Shakily, I sat up, feeling more or less like myself again. I was a little drained, though. Thankfully, all that was left was ending the ritual.
“This egg symbolizes new beginnings. It is both two halves and a whole.” I peeled off the shell and dipped the bare egg into the bowl in front of me.
“I purify this with salt water as I purify my body.” I ate half of the egg. “Tonight will bring about the start of my true self.”
I laid the other half of the egg on top of Rebekah’s gravestone. “I leave this as an offering to Hekate, to thank her for the power and the wisdom she has brought me.”
Not that I can make much sense of that disjointed vision
, I added silently.
“It is time for me to return to do the work that must be done. With these words, let this circle be open, yet unbroken.”
I thanked each element as I gathered up their symbolic
objects.
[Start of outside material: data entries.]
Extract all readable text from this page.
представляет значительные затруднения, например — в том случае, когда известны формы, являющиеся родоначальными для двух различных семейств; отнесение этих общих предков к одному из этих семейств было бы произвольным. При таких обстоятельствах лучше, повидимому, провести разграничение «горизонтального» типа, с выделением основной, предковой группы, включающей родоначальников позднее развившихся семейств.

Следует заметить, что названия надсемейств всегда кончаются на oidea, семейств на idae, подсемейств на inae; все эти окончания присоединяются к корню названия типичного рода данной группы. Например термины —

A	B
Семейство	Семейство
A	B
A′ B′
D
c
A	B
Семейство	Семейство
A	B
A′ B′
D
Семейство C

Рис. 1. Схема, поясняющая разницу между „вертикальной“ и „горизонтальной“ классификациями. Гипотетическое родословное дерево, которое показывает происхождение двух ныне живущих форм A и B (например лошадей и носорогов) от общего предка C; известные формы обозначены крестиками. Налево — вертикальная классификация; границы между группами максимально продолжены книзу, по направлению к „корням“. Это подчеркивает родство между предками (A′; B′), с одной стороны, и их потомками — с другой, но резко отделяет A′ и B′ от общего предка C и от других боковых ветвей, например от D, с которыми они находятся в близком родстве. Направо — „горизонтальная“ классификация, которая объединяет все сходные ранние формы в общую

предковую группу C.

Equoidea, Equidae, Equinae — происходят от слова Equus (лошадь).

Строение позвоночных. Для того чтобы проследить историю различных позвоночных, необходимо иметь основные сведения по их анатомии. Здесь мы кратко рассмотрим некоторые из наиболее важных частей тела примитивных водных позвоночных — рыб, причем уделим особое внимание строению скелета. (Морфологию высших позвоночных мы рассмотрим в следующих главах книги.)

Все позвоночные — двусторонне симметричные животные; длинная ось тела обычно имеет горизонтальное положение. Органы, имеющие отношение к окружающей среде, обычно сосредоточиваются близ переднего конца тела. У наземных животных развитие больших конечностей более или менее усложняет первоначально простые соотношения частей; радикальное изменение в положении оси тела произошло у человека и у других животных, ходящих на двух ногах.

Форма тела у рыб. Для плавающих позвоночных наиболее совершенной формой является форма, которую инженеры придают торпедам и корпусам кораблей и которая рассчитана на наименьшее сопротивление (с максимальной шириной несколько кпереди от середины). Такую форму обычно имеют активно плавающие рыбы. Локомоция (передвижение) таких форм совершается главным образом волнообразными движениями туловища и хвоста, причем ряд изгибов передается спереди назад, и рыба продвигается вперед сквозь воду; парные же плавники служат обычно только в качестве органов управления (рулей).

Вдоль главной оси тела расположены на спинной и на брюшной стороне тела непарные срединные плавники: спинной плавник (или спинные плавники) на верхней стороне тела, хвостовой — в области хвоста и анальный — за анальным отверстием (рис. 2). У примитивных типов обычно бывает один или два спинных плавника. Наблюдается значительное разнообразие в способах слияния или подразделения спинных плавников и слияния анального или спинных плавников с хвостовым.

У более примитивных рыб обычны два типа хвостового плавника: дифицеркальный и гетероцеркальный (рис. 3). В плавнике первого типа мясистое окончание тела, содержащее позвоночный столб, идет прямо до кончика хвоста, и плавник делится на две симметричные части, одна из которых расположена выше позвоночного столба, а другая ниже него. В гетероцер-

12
Then I smudged the line in the dirt with my foot before stepping out of the circle. I shivered as a gust of cool air blew past me. The circle had been like a protective bubble, but here I was again, back in the real world. I looked over at the hospital, the lights shining bright out of the second-floor windows, the intensive care unit.
With a sigh, I started my walk back to the dorms. Hopefully what I had done tonight would help. Maybe as I slept, my brain would untangle all the images and come up with some kind of amazing breakthrough. And I did have one new clue already. The cracked ring.
I woke up the next morning foggy and disoriented, partly because I had set my alarm extra early, but also because of a dream I couldn’t quite remember. The half-formed ideas of what last night’s vision had meant followed me as I showered and dressed. I couldn’t get it out of my head even as I entered the hospital and headed toward the ICU wing.